SELECT a.id as club_id,
a.fr_name as club_name,
b.id as nation_id,
b.fr_name as nation_name,
c.id as player_id,
c.fr_fname as player_name
FROM fr_clubs as a
INNER JOIN fr_nations as b ON a.id = b.club_id
INNER JOIN fr_players as c ON b.id = c.nation_id;

I made your database, entered some date, ran the query ON THE DATABASE, not using the php in any way at all. I entered via phpmyadmin, on my test server, and got back the correct number of rows with the correct data in place.

As I said...Always check your queries directly on the database without using your application, web site, php or anything else that stands between the query going in and the data coming out.

So now you know that somewhere in your php you have an error in creating your output.

Try echoing the number of rows returned by your query at the top of your page - you have already got that as a variable, $numrows.
Are there more rows in the dataset returned than are displayed? You should get one row per player in your players table.
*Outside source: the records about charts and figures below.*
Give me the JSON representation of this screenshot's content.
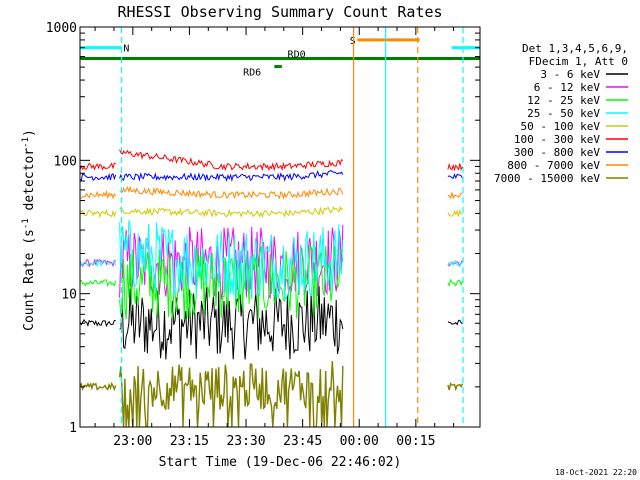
{
  "chart_data": {
    "type": "line",
    "title": "RHESSI Observing Summary Count Rates",
    "xlabel": "Start Time (19-Dec-06 22:46:02)",
    "ylabel_main": "Count Rate (s",
    "ylabel_sup1": "-1",
    "ylabel_mid": " detector",
    "ylabel_sup2": "-1",
    "ylabel_end": ")",
    "yscale": "log",
    "ylim": [
      1,
      1000
    ],
    "xlim_minutes": [
      -14,
      92
    ],
    "x_ticks": [
      {
        "m": 0,
        "label": "23:00"
      },
      {
        "m": 15,
        "label": "23:15"
      },
      {
        "m": 30,
        "label": "23:30"
      },
      {
        "m": 45,
        "label": "23:45"
      },
      {
        "m": 60,
        "label": "00:00"
      },
      {
        "m": 75,
        "label": "00:15"
      }
    ],
    "y_ticks": [
      {
        "v": 1,
        "label": "1"
      },
      {
        "v": 10,
        "label": "10"
      },
      {
        "v": 100,
        "label": "100"
      },
      {
        "v": 1000,
        "label": "1000"
      }
    ],
    "legend_header": [
      "Det 1,3,4,5,6,9,",
      "FDecim 1, Att 0"
    ],
    "series": [
      {
        "name": "3 - 6 keV",
        "color": "#000000",
        "base": 6,
        "seg1_peak": 6
      },
      {
        "name": "6 - 12 keV",
        "color": "#ff00ff",
        "base": 17,
        "seg1_peak": 17
      },
      {
        "name": "12 - 25 keV",
        "color": "#00ff00",
        "base": 12,
        "seg1_peak": 12
      },
      {
        "name": "25 - 50 keV",
        "color": "#00ffff",
        "base": 17,
        "seg1_peak": 20
      },
      {
        "name": "50 - 100 keV",
        "color": "#cccc00",
        "base": 40,
        "seg1_peak": 42
      },
      {
        "name": "100 - 300 keV",
        "color": "#ff0000",
        "base": 90,
        "seg1_peak": 115
      },
      {
        "name": "300 - 800 keV",
        "color": "#0000ff",
        "base": 75,
        "seg1_peak": 75
      },
      {
        "name": "800 - 7000 keV",
        "color": "#ff8800",
        "base": 55,
        "seg1_peak": 60
      },
      {
        "name": "7000 - 15000 keV",
        "color": "#808000",
        "base": 2,
        "seg1_peak": 2
      }
    ],
    "flag_bars": [
      {
        "label": "N",
        "color": "#00ffff",
        "from": -14,
        "to": -3,
        "value": 700
      },
      {
        "label": "",
        "color": "#00ffff",
        "from": 84.5,
        "to": 92,
        "value": 700
      },
      {
        "label": "S",
        "color": "#ff8800",
        "from": 59.5,
        "to": 76,
        "value": 800
      },
      {
        "label": "",
        "color": "#008000",
        "from": -14,
        "to": 92,
        "value": 580
      },
      {
        "label": "RD0",
        "color": "#008000",
        "from": 38,
        "to": 38,
        "value": 580
      },
      {
        "label": "RD6",
        "color": "#008000",
        "from": 37.5,
        "to": 39.5,
        "value": 505
      }
    ],
    "vertical_markers": [
      {
        "m": -3,
        "color": "#00ffff",
        "style": "dashed"
      },
      {
        "m": 58.5,
        "color": "#ff8800",
        "style": "solid"
      },
      {
        "m": 67,
        "color": "#00ffff",
        "style": "solid"
      },
      {
        "m": 75.5,
        "color": "#ff8800",
        "style": "dashed"
      },
      {
        "m": 87.5,
        "color": "#00ffff",
        "style": "dashed"
      }
    ],
    "data_segments": [
      [
        -14,
        -4.5
      ],
      [
        -3.5,
        56
      ],
      [
        83.5,
        87.5
      ]
    ],
    "grid": false,
    "legend_placement": "right",
    "timestamp": "18-Oct-2021 22:20"
  }
}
What do you get if you dump this line in your code ." LIMIT $paginate->start, $paginate->limit ???

This query works.

SELECT a.id as club_id,
a.fr_name as club_name,
b.id as nation_id,
b.fr_name as nation_name,
c.id as player_id,
c.fr_fname as player_name
FROM fr_clubs as a
INNER JOIN fr_nations as b ON a.id = b.club_id
INNER JOIN fr_players as c ON b.id = c.nation_id;

Not working, checked in phpmyadmin with removing the last line:

MySQL returned an empty result set (i.e. zero rows). ( Query took 0.0009 sec )

Then you don't have the correct set of relationships! You can't have the correct foreign keys between the players, club and nations. Because I made sure that the test data set I used DID have each club linked to a nation and each player linked to a club, and I got back exactly the correct rows that I expected.

So, write down a set of club and nation data and match the foreign keys so that a link is correctly established. Then add a couple of players with foreign keys that link them to an existing club and nation.
OR
You could print out each table's contents and scrutinise then to make sure there is any data to be returned. Change a few bits to match existing clubs and nations in your player team.

Although eventually you are going to have to fix the wrongly normalised tables (and then your queries) as at present you can only have one club per nation, as I said earlier. Working with badly designed tables just doesn't help.

Then you don't have the correct set of relationships! You can't have the correct foreign keys between the players, club and nations. Because I made sure that the test data set I used DID have each club linked to a nation and each player linked to a club, and I got back exactly the correct rows that I expected.

So, write down a set of club and nation data and match the foreign keys so that a link is correctly established. Then add a couple of players with foreign keys that link them to an existing club and nation.
OR
You could print out each table's contents and scrutinise then to make sure there is any data to be returned. Change a few bits to match existing clubs and nations in your player team.

Although eventually you are going to have to fix the wrongly normalised tables (and then your queries) as at present you can only have one club per nation, as I said earlier. Working with badly designed tables just doesn't help.

I followed your instructions and updated my database it finally worked!!! Thank you so much for helping me out on this one, really appreciate it :)

i did this query:

"SELECT 
	a.id as nation_id,
	a.fr_name as nation_name,
	b.id as player_id,
	b.fr_fname as player_fname,
	c.id as club_id,
	c.fr_name as club_name" 
	." FROM fr_nations a 
	INNER JOIN fr_players b ON a.id = b.nation_id
	INNER JOIN fr_clubs c ON c.id = b.club_id"
	." LIMIT $paginate->start, $paginate->limit" ;

And it returned everything correctly :D